After tearing down the LT I discovered that my fuel leak was simply a loose hose clamp on the pressure line to the injector rail. All Injectors looked good with no evidence of leakage. Even wiggling each injector while the bike was running showed no signs of leakage. The stock BMW clamps will bottom out and no longer squeeze the hose. I removed the hose to insure the hose was not split or cracked and was still soft. I also checked the plastic nipple on the fuel rail and no sign of damage. Installing a worm gear style hose clamp solve the whole issue.

Unfortunately (or fortunately?) I broke a quick disconnect coupling horsing the fuel tank around so I could run the bike and still see the fuel rail assembly.
To my surprise my BMW dealer offered up metal quick disconnect couplings instead of the original plastic ones as replacements. I've also changed all my fuel line related clamps to worm types to stop any future similar problem.

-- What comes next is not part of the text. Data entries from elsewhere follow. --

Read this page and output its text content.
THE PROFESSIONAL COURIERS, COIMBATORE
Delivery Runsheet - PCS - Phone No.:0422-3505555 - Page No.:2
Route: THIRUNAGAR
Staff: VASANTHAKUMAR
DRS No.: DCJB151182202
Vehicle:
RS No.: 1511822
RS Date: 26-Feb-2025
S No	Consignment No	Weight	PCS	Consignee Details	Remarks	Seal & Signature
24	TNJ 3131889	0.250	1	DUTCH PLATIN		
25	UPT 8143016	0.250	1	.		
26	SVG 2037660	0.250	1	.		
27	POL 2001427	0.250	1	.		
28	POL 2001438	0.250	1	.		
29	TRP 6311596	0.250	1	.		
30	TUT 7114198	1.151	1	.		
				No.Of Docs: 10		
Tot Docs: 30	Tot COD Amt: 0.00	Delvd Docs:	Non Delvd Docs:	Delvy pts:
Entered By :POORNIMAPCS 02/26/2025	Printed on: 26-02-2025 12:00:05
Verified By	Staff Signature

Back on the road again, yee haw!
Well done. I had been trying to visualize how fuel might get to the valve cover and front timing chain cover, and was having a hard time. I had gone off on a wild speculation of a tiny hole in the left side of your fuel tank near the top, blocked cannister which was pressurizing the tank, and fuel squirting out of the hole only when the tank was full or the bike was parked on a surface with a particular inclination. Loose fitting on the fuel rail makes a heck of a lot more sense! Thanks for letting us know.